On a streak of getting clean from alcohol and prescription meds, and clearing out the wreckage of his past, Travis M. of Nashville, Tennessee, began the arduous process of making amends. He apologized to his aging mother for crashing her car when he was 18, compensated his older brother for the eight months he'd crashed at his place rent-free, and paid 12 years in back taxes to the IRS. But there was one institution Travis could hardly bear to face: his local public library.
"They've always been so nice to me," he said. "And I took advantage of that, time and time again."
Travis explained that, even in the depths of his active addiction, he was always an avid reader - and a not-so-avid returner. As a result, he'd accumulated piles and piles of borrowed books.
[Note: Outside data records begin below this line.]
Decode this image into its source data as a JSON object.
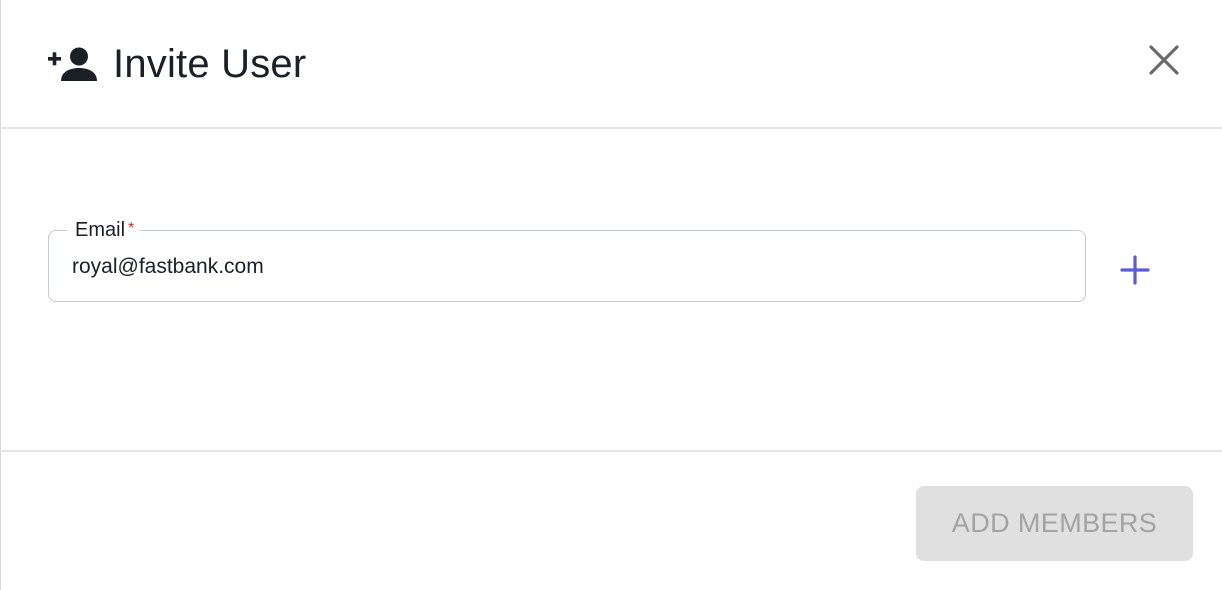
{
  "dialog": {
    "title": "Invite User",
    "title_icon": "person-add-icon",
    "close_icon": "close-icon"
  },
  "form": {
    "email": {
      "label": "Email",
      "required_mark": "*",
      "value": "royal@fastbank.com"
    },
    "add_field_icon": "plus-icon"
  },
  "footer": {
    "submit_label": "ADD MEMBERS",
    "submit_disabled": true
  },
  "colors": {
    "accent": "#5b5bd6",
    "required": "#d32f2f",
    "disabled_bg": "#e0e0e0",
    "disabled_text": "#a3a3a3",
    "divider": "#e3e5ea"
  }
}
The shame of his deception was so painful that, even in recovery, he scrambled to find some way around having to look his sweet neighborhood librarian in the eye.
"I tried to convince my AA sponsor that paying my back taxes counted as paying back the library," he said. "You, know, since taxes help support the library. Unfortunately, that didn't fly."
And, so, Travis summoned every ounce of courage he could find, and, with humility, presented himself at the East Nashville branch of the public library, toting bags of books and prepared to shell out hundreds or even thousands of dollars in overdue fines. There, instead of the anticipated harsh words of recrimination, he found unconditional love and acceptance.
"They don't even have overdue fees anymore," he said. "Apparently, they abolished them. I'm totally square."
Travis describes his encounter with the local public library as a profoundly spiritual experience, which not only gave him a new understanding of forgiveness, but will continue to influence the way he works his AA program.
"I've decided to make the library my Higher Power," he said. "They deserve it."